I have a GL-X3000. I use it with a 5G SIM card, and I have 37 wireless IoT devices connected on its 2.4GHz Wi-Fi. The only enabled application on it is AdGuard Home. No VPN server, no VPN client, no storage, no parental controls, no dynamic DNS, no tailscale, nothing. Just AdGuard.

And yet the GL-X3000 uses 84% of it’s memory.

That prevents me from enabling additional applications on the router. Even now, after enabling AdGuard, more often than not the whole network becomes slow and the issue is resolved after I restart the router. Before enabling AdGuard the memory usage was 75%. Which is still too high for a router running in a factory default state.

Is there anything that can be done to reduce memory usage?

Tnanks

Hi,

First of all, Linux itself will actively use running memory to maintain efficient system operation:

In addition, as you enabled ADG, the memory usage of this plugin is large, and if you enable a lot of filter, will take more memory.
Please reduce the filter enabled, or custom add this filter, it already meets most daily needs:
HaGeZi Multi PRO++ mini.

I understand what you’re saying, but if that were the case then all Linux computers would boot for the first time using 75% (or more) of their RAM. And that’s just not true.

image

AdGuard was enabled, and it’s using it’s default settings. The settings that GL-Inet decided it should use. I didn’t modify any of the filters.

And I don’t have a problem with a 10% increase in memory usage after AdGuard installation. The actual problem is the GL-X3000 75% memory usage from the factory.

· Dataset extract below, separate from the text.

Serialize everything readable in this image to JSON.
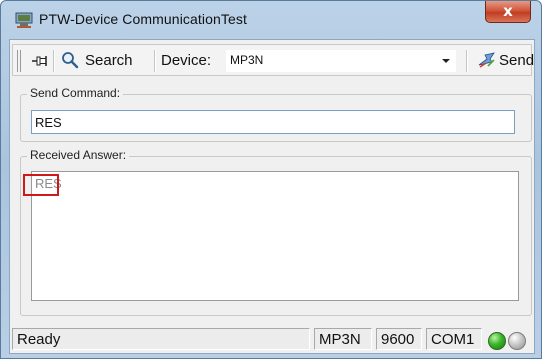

Maybe GL-Inet should consider showing the router’s actual memory usage and not what the system reserves.

Your answer is here: https://www.linuxatemyram.com/

Yes, I get it, Linux reserves ram.

Total RAM: ~491 MB
Used: ~252 MB (≈ 51%)
Free: ~74 MB (≈ 15%)
Buffers/Cache: ~165 MB (≈ 34%)
Available for apps: ~222 MB

What I’m saying is: maybe the GL-X3000 dashboard should report 51% usage, instead of 85% usage.

Buffer/Cache is not free memory though. It can be reclaimed, but it is in fact used memory. Perhaps they should instead show the breakdown itself? Otherwise, 85% is accurate imo.

I’m not convinced this isn’t an actual problem, I use Speedify w/ Tailscale and either there’s a memory leak with Tailscale, this router doesn’t have enough ram or the firmware’s running bloated…

Hello,

Did you encounter Tailscale exiting abnormally?

Is Speedify a self-installed plugin?

In addition to the above applications, are there any other applications enabled?

You can also execute top or opkg update && opkg install htop && htop in the router SSH terminal to check which applications are occupying more memory.